Sheridan rushes to NY
Disco Pigs director Kirsten Sheridan has begun production on her second feature film, August Rush, on location in New York. Freddie Highmore, the engaging child actor from Finding Neverland and Charlie and the Chocolate Factory, plays the eponymous character, an orphaned young musical prodigy who performs on the streets as he seeks out his parents, played by Keri Russell and recent Golden Globe winner Jonathan Rhys Meyers. The cast includes Robin Williams and Terrence Howard; the latter is also in Get Rich or Die Tryin', directed by Kirsten's father, Jim Sheridan.
Multiple play for drama
Michael Winterbottom's political docudrama The Road to Guantanamo, positively reviewed on its world premiere at the Berlin Film Festival, will be seen here first on the small screen, when Channel 4 broadcasts it on March 9th.
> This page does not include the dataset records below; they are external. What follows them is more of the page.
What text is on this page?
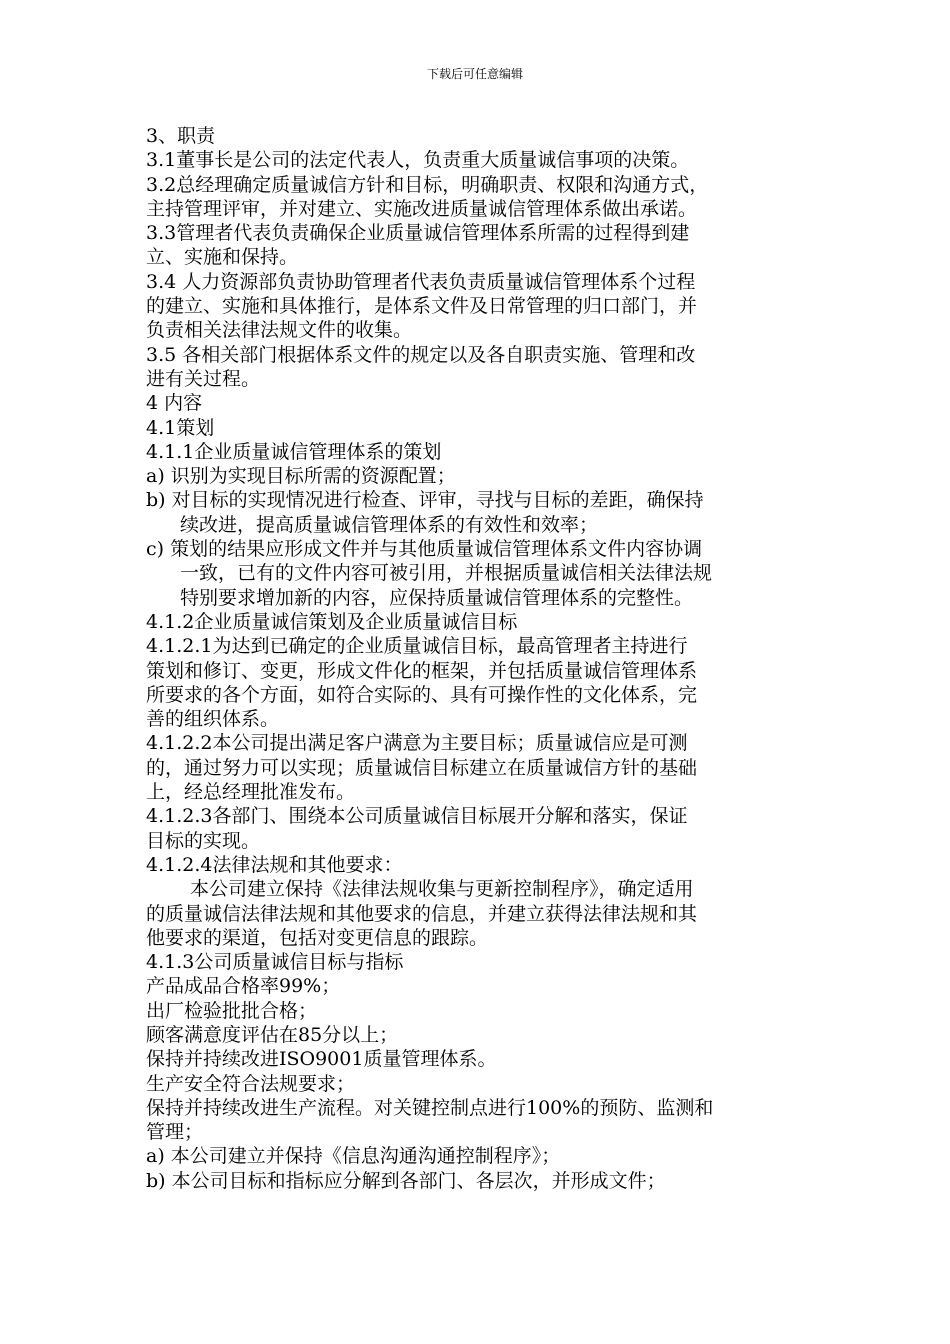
下载后可任意编辑
3、职责
3.1董事长是公司的法定代表人，负责重大质量诚信事项的决策。
3.2总经理确定质量诚信方针和目标，明确职责、权限和沟通方式，
主持管理评审，并对建立、实施改进质量诚信管理体系做出承诺。
3.3管理者代表负责确保企业质量诚信管理体系所需的过程得到建
立、实施和保持。
3.4 人力资源部负责协助管理者代表负责质量诚信管理体系个过程
的建立、实施和具体推行，是体系文件及日常管理的归口部门，并
负责相关法律法规文件的收集。
3.5 各相关部门根据体系文件的规定以及各自职责实施、管理和改
进有关过程。
4 内容
4.1策划
4.1.1企业质量诚信管理体系的策划
a) 识别为实现目标所需的资源配置；
b) 对目标的实现情况进行检查、评审，寻找与目标的差距，确保持
续改进，提高质量诚信管理体系的有效性和效率；
c) 策划的结果应形成文件并与其他质量诚信管理体系文件内容协调
一致，已有的文件内容可被引用，并根据质量诚信相关法律法规
特别要求增加新的内容，应保持质量诚信管理体系的完整性。
4.1.2企业质量诚信策划及企业质量诚信目标
4.1.2.1为达到已确定的企业质量诚信目标，最高管理者主持进行
策划和修订、变更，形成文件化的框架，并包括质量诚信管理体系
所要求的各个方面，如符合实际的、具有可操作性的文化体系，完
善的组织体系。
4.1.2.2本公司提出满足客户满意为主要目标；质量诚信应是可测
的，通过努力可以实现；质量诚信目标建立在质量诚信方针的基础
上，经总经理批准发布。
4.1.2.3各部门、围绕本公司质量诚信目标展开分解和落实，保证
目标的实现。
4.1.2.4法律法规和其他要求：
本公司建立保持《法律法规收集与更新控制程序》，确定适用
的质量诚信法律法规和其他要求的信息，并建立获得法律法规和其
他要求的渠道，包括对变更信息的跟踪。
4.1.3公司质量诚信目标与指标
产品成品合格率99%；
出厂检验批批合格；
顾客满意度评估在85分以上；
保持并持续改进ISO9001质量管理体系。
生产安全符合法规要求；
保持并持续改进生产流程。对关键控制点进行100%的预防、监测和
管理；
a) 本公司建立并保持《信息沟通沟通控制程序》；
b) 本公司目标和指标应分解到各部门、各层次，并形成文件；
It will be released in digitally equipped UK cinemas and will be available to buy on DVD and online the following day, going one step further than Steven Soderbergh's Bubble, which went on US cinema and DVD release simultaneously last month.
The Road to Guantanamo deals with the experiences of the Tipton Three, young British Muslims who were travelling to a wedding in Pakistan when they were arrested as terrorist suspects and incarcerated for two years in Guantanamo Bay.
God loves a Trier
As he turns 50 in April, Danish director Lars von Trier, a founder of the Dogme movement, has issued a "statement of revitality". He pledges a more "ascetic" approach to film-making as he shoots his new movie next week. The Boss of It All is a comedy about the owner of an IT firm who hires an actor to play the company president. Von Trier says he will reduce the scope of his productions "in regards to funding, technology, the size of the crew, and particularly casting". And he intends to stop promoting his films as world premieres at "prestigious, exotic festivals" such as Cannes.
Von Trier added that Wasington, the third in his USA trilogy beginning with Dogville and Manderlay, is on indefinite hold, and concluded: "In short, in my 50th year, I feel I have earned the privilege of narrowing down." How sad.
Superman's saga for big Ben
Ben Affleck might not seem the ideal candidate to portray George Reeves, the musclebound actor who played Superman in the 1950s TV series, but then again Affleck has been the subject of some unlikely casting in the past. The film was to be titled Truth, Justice and the American Way until Warner Brothers, which holds the franchise and releases Bryan Singer's Superman Returns this summer, intervened. The movie has been renamed Hollywoodland. It co-stars Adrien Brody as the detective investigating the mysterious death of Reeves, which has been believed to be suicide, along with Diane Lane and Bob Hoskins.